Spain’s Socialist government, which faces a general election on Nov. 20, has said the country may miss its 2011 growth forecast of 1.3 percent as the recovery slows. Unemployment rose in August to a record 21.2 percent and the manufacturing industry contracted the most in more than two years in September. Regional governments, which are responsible for health and education and hire half of Spain’s public workers, are behind schedule to meet deficit targets, preliminary data showed Sept. 8.
‘Strong Signal’
The People’s Party, which polls indicate may win an outright majority in the vote, has pledged a stricter budget law, spending limits for regional governments, and tax breaks to encourage companies to hire workers and become more competitive. PP leader Mariano Rajoy said on Sept. 15 he would send a “strong signal” to markets and wouldn’t deviate from the budget-deficit goal of 4.4 percent of gross domestic product in 2012 “under any circumstances.”
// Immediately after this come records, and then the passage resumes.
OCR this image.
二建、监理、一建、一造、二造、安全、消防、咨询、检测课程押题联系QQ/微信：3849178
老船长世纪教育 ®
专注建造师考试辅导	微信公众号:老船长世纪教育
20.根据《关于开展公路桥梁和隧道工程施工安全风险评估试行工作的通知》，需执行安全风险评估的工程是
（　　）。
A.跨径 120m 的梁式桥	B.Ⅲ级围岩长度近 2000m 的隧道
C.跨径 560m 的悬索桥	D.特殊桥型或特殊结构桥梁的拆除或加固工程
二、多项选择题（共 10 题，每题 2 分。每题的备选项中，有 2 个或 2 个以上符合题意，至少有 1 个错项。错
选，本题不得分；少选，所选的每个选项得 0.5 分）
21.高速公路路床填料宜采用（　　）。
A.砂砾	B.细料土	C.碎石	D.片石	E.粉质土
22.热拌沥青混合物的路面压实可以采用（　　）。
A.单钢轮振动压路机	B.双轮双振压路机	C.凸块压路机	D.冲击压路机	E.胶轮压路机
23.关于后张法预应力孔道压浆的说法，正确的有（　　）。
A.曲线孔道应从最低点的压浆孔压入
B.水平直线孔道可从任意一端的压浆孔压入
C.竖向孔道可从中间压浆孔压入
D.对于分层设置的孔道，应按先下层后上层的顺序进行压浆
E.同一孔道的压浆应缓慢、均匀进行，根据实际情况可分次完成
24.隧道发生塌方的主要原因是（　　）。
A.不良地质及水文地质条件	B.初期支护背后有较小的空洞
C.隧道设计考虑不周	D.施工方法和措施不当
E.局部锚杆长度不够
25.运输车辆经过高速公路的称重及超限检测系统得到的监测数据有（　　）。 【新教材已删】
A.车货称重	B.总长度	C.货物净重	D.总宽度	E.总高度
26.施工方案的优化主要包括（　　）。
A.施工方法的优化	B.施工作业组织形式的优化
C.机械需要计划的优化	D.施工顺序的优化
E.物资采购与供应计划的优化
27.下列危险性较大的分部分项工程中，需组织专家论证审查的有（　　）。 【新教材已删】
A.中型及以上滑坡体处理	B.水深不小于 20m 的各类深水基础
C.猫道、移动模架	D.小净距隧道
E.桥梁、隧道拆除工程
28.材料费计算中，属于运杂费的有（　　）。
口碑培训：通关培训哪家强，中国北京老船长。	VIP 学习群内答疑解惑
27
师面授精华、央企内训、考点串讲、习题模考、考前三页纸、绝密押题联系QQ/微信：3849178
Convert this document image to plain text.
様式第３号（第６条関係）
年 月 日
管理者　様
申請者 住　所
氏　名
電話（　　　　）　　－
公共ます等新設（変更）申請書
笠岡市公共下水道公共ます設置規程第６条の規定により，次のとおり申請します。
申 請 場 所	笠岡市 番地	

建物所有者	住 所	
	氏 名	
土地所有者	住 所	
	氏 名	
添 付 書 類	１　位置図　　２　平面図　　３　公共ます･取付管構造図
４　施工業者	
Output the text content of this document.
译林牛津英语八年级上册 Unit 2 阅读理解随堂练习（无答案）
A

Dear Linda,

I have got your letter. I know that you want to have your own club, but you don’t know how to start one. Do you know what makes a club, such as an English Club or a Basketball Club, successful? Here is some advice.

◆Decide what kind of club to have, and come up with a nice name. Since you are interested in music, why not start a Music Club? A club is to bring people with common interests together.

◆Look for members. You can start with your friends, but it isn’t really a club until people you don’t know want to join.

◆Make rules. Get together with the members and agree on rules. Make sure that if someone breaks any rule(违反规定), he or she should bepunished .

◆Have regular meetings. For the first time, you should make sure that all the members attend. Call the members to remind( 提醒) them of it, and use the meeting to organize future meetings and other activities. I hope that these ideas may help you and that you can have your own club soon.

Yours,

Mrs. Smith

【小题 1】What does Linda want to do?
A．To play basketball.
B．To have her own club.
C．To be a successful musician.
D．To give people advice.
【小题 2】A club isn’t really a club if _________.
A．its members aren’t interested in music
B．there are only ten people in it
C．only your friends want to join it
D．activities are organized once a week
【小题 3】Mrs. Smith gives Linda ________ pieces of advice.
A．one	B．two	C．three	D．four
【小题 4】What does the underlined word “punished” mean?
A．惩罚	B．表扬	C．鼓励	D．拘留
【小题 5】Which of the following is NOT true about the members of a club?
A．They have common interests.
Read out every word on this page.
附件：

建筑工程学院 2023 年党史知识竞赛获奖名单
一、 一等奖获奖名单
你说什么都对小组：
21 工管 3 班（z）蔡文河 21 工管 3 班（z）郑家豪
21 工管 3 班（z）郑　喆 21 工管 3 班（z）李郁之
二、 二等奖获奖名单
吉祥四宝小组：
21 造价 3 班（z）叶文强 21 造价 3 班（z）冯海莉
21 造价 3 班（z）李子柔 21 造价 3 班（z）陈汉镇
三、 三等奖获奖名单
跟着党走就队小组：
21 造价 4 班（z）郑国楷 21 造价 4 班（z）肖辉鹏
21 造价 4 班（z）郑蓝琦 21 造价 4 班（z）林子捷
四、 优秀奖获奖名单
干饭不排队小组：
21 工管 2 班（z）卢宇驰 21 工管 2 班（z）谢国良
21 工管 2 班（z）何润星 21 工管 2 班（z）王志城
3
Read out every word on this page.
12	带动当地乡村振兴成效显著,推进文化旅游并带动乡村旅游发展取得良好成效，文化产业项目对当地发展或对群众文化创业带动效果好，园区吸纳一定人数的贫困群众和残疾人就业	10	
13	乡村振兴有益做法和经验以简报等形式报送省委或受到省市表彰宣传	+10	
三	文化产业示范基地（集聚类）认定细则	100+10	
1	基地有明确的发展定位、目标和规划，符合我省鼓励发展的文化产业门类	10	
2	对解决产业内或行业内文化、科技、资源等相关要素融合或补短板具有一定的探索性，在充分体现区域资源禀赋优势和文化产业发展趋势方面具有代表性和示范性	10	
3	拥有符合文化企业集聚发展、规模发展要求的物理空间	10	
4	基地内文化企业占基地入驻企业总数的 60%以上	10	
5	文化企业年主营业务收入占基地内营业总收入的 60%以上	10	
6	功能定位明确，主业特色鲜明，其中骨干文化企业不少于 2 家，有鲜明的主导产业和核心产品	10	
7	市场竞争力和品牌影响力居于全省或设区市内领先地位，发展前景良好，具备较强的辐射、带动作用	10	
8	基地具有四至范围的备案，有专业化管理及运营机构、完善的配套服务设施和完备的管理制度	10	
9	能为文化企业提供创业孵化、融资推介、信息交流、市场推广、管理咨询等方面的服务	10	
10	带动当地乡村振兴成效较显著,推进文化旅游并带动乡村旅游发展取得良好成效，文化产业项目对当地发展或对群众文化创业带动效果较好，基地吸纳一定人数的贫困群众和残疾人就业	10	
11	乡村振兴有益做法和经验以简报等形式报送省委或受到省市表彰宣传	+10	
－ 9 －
Still, the PP voted against Zapatero’s measures to cut public wages and freeze pensions, and has pledged to bring pensions “up to date” if it wins the election. Zapatero’s austerity measures aim to slash the shortfall to 6 percent of GDP this year from 11 percent in 2009. The government forecasts the debt burden will grow to 67 percent this year, almost twice the 36-percent level in 2007.